Hilal était le leader et grand favori. Il alignait la ligne d’attaque de la sélection nationale soudanaise. On a quand même réussi à neutraliser le Hilal, sur le plan tactique malgré un effectif moins expérimenté.
Discutez-vous football avec Florent Ibenge, qui se trouve être votre rival dans le camp du Hilal ?
Concernant le coach Ibenge, j’étais en Tunisie lorsqu’il a été nommé au Hilal. Franchement, je n’ai pas encore eu de contact avec lui. Je n’ai pas forcément eu le temps de le croiser parce que nous étions en stage en Ethiopie pour préparer le 1er tour de LDC africaine.
Mais si l’occasion m’est donnée, on va se rencontrer pour parler de son expérience, et on aura des échanges, c’est sûr !
Votre qualification contre les Libyens du Ahly Tripoli (2-0, 1-3) a tenu à un petit but. Avez-vous tremblé dans les derniers instants ?
La qualification contre le Ahly Tripoli a été très difficile, compte tenu de la valeur de cet adversaire, champion de Libye. Mais aussi compte tenu des circonstances dans lesquelles on a préparé cette confrontation.
D’abord on avait beaucoup d’absents dans l’effectif. Et puis une situation interne compliquée avec une administration qui a débarqué au club deux jours avant le match aller. Il y avait aussi une atmosphère spéciale en Libye où notre adversaire voulait absolument prendre sa revanche après sa défaite 2-0 à l’aller. Ca a été très difficile mais je pense que l’on méritait de passer, sur l’ensemble des deux matchs.
De quels moyens disposez-vous pour mener à bien vos objectifs ? On sait que le club est limité sur le plan transferts…
Honnêtement et franchement, je travaille dans des conditions « spéciales », très difficiles même. Le problème est que le club connaît des problèmes administratifs énormes. J’ai signé un contrat avec une administration et un président qui réside à Dubai et ne vient jamais au Soudan.

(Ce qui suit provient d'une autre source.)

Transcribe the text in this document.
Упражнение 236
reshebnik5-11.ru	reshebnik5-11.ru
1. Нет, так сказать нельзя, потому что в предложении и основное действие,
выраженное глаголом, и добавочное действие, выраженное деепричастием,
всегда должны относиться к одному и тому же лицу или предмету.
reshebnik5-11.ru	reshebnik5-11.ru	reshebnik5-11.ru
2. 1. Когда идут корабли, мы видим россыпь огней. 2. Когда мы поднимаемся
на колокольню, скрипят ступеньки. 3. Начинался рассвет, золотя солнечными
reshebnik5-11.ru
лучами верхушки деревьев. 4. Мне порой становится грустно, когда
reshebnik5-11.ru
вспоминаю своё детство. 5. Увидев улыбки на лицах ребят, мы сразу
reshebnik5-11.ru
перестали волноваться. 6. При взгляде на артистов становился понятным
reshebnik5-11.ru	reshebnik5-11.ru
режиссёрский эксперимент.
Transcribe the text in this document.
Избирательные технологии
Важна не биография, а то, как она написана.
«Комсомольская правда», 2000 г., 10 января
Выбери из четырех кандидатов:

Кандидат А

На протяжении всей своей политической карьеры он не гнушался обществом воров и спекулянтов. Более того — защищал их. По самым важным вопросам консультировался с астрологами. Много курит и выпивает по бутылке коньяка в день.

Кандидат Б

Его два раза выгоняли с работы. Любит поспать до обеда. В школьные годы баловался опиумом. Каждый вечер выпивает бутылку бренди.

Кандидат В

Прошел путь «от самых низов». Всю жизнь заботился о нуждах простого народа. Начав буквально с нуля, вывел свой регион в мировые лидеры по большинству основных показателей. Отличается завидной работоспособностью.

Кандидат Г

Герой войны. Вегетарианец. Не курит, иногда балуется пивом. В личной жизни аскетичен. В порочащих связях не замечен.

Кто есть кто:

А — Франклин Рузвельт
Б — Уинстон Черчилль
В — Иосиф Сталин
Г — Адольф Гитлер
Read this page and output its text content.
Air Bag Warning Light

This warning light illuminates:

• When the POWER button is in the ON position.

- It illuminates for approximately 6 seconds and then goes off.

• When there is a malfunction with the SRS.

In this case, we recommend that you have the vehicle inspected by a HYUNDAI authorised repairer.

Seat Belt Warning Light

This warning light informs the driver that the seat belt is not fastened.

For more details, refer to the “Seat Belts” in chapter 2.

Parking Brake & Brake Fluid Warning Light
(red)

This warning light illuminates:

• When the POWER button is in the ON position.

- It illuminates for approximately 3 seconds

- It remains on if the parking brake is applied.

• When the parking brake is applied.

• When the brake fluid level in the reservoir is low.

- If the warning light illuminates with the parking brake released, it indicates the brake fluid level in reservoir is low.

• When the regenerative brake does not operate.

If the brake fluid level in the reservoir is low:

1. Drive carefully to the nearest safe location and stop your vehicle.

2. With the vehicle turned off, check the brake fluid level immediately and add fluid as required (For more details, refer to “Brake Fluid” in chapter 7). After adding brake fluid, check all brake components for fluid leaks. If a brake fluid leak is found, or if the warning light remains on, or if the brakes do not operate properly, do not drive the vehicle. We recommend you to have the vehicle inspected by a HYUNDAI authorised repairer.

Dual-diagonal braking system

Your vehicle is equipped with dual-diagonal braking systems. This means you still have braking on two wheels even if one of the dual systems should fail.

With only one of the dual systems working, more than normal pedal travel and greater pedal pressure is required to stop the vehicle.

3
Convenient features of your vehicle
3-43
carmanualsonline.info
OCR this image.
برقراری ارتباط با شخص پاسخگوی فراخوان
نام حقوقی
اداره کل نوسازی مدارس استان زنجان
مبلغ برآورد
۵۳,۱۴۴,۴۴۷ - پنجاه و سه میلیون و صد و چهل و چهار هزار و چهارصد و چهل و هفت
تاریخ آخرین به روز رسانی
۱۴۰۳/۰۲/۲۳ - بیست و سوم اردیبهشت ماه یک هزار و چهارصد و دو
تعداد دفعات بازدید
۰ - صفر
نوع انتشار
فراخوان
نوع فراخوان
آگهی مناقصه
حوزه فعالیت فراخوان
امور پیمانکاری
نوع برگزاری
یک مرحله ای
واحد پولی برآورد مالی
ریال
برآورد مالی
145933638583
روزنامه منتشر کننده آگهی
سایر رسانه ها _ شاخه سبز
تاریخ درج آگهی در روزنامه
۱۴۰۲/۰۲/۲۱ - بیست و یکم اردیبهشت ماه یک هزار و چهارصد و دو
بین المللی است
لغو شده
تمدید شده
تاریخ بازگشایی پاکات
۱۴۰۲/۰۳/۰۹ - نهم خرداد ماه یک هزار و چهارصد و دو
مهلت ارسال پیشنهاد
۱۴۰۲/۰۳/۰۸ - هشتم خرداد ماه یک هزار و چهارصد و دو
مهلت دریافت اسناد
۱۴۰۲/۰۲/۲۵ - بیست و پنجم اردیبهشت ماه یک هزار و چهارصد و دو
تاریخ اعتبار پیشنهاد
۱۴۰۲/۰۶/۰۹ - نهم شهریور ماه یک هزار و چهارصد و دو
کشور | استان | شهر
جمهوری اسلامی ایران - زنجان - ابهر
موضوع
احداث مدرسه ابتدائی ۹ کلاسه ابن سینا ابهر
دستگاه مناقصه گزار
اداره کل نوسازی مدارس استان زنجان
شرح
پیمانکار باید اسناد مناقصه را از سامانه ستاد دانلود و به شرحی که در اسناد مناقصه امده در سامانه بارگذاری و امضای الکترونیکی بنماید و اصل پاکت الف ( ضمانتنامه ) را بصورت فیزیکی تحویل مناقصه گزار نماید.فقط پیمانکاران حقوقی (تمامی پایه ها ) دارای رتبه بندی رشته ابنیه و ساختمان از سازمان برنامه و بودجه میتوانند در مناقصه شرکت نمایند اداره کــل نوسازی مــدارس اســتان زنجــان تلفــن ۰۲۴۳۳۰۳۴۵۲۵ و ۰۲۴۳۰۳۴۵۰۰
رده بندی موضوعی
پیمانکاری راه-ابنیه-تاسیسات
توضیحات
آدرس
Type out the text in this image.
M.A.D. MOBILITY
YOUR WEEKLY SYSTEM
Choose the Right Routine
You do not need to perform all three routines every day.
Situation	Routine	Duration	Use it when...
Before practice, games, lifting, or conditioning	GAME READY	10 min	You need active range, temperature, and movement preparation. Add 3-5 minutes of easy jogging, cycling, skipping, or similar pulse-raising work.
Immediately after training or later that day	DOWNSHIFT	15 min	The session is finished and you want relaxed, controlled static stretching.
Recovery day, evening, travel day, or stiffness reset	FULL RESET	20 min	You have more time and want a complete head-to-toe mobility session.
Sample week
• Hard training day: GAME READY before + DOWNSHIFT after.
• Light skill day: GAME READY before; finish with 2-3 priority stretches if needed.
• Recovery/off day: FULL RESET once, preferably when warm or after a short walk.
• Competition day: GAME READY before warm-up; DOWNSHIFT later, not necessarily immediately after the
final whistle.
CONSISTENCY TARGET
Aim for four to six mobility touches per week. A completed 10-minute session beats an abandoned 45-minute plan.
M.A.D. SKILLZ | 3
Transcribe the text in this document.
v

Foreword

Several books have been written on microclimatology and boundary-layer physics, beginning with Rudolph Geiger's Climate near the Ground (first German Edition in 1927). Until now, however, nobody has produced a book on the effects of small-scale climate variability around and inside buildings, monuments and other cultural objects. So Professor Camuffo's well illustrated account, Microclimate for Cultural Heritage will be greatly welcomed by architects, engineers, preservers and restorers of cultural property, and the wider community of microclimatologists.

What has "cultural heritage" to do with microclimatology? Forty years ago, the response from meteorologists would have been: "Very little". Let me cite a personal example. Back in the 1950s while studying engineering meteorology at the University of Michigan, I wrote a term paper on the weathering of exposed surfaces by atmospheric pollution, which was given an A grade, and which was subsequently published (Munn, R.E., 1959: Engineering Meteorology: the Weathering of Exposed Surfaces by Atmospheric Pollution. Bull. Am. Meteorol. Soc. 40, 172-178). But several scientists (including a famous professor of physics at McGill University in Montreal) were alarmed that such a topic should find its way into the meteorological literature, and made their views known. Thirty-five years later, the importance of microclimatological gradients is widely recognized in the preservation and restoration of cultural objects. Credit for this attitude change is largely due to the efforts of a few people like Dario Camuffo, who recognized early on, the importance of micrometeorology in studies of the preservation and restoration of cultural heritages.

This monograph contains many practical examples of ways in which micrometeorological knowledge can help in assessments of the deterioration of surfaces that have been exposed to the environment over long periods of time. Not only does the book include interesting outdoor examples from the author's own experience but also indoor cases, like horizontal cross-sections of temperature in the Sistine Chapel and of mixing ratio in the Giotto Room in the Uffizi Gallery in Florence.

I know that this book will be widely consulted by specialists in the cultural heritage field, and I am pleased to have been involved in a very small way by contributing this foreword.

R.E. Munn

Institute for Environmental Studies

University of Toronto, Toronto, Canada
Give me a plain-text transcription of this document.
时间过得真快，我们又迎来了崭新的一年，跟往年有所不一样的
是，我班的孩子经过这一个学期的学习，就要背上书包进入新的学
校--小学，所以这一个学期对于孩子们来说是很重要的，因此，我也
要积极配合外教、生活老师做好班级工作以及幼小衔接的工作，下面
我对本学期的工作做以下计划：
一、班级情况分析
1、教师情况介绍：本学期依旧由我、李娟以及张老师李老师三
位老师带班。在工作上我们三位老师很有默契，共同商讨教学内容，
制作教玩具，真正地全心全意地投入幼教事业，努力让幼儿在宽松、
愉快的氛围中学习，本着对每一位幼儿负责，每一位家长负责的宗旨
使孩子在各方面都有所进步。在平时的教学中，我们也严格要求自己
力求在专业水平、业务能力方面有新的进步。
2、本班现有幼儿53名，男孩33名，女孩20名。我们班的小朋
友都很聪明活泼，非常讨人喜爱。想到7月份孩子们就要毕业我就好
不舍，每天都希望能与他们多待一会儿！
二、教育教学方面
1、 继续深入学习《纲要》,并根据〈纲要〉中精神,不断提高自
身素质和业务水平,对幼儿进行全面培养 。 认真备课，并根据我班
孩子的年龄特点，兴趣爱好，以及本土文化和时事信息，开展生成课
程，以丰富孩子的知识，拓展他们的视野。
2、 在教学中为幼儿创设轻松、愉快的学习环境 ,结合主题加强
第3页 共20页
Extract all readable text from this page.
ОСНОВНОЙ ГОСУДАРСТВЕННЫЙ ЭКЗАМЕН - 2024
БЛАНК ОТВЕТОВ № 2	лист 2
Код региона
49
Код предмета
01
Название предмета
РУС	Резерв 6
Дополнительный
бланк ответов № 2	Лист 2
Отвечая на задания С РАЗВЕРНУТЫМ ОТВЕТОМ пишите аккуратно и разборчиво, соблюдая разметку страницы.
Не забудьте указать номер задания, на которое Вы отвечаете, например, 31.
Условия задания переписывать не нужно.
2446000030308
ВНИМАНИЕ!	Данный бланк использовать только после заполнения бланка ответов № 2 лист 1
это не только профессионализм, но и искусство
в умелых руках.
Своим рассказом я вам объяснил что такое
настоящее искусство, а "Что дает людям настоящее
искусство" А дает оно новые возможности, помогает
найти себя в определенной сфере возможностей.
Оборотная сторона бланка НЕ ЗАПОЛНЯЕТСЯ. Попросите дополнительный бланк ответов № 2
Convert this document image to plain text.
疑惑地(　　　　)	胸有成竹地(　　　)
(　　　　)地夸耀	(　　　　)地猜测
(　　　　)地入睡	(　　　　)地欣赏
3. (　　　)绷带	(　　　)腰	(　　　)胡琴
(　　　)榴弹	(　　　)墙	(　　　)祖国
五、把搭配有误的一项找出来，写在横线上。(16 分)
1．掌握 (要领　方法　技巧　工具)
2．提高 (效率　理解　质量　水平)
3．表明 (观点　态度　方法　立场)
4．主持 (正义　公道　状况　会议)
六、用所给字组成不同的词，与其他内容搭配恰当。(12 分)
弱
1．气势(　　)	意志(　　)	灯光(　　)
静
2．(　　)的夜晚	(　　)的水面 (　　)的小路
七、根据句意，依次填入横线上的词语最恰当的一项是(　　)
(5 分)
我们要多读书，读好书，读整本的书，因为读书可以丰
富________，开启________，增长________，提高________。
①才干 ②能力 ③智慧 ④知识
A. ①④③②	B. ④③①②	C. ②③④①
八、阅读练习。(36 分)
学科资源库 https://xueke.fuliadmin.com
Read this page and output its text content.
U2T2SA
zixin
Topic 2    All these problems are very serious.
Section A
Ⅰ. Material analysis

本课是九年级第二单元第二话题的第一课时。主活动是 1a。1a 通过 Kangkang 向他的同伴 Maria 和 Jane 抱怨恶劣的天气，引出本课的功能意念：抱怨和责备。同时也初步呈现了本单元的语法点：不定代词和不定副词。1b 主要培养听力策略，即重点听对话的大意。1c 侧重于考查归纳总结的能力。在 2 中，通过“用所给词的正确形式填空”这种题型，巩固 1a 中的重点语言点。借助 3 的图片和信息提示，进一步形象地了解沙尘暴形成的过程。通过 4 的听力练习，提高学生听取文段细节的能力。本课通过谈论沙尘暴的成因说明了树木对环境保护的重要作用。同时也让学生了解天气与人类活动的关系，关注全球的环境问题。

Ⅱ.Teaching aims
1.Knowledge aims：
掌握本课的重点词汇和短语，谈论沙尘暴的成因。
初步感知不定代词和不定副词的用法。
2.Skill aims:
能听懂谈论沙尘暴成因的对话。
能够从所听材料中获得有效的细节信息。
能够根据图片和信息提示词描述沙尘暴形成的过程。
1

Ca m’a causé des problèmes par la suite. Après deux mois, cette administration a été virée sur décision du TAS. Après, est arrivée pendant l’avant-saison une nouvelle administration. Quand tu te mets d’accord avec des gens et qu’après ils partent, c’est un peu compliqué…
En plus, un club prestigieux comme Merreikh dispose d’un terrain d’entraînement médiocre. Les conditions de travail sont compliquées je le répète, On essaie de faire de notre mieux. C’est pour moi un exploit d’être en phase de poule au vu de nos soucis.
Avant de diriger Merreikh, vous avez accumulé les expériences sur les bancs. En Tunisie, aux Emirats, en Arabie saoudite. Pouvez-vous nous raconter les grandes étapes de votre carrière de coach ?
Avant de venir au Soudan, j’ai connu pas mal d’expériences notamment dans les pays du Golfe, aux Emirats et en Arabie saoudite. J’ai débuté comme tous les entraîneurs dans mon club d’origine, le CS Sfaxien. J’ai commencé avec les U20.
Après, je suis parti en Arabie saoudite pendant deux ans avec un club de la capitale. Puis je suis rentré au pays où j’ai connu quelques saisons en L2 et en L1. Après, mon vrai départ, ça a été avec le CS Sfaxien. Adjoint pendant quatre ans, j’ai remporté des titres prestigieux comme la Coupe arabe, la Coupe de Tunisie, le championnat.
On a joué la fameuse finale de la LDC d’Afrique 2006 contre le Ahly (1-1, 0-1), où j’étais l’adjoint de Mrad Mahjoub. Après cela, je suis reparti en Arabie saoudite pour une saison avec Al-Fayha. En 2008, je suis rentré au CSS comme entraîneur principal. J’ai décroché deux titres cette saison-là, la Coupe de la CAF et celle de Tunisie. J’ai fait sept à huit ans aux Emirats, période pendant laquelle j’ai entraîné pas mal de clubs.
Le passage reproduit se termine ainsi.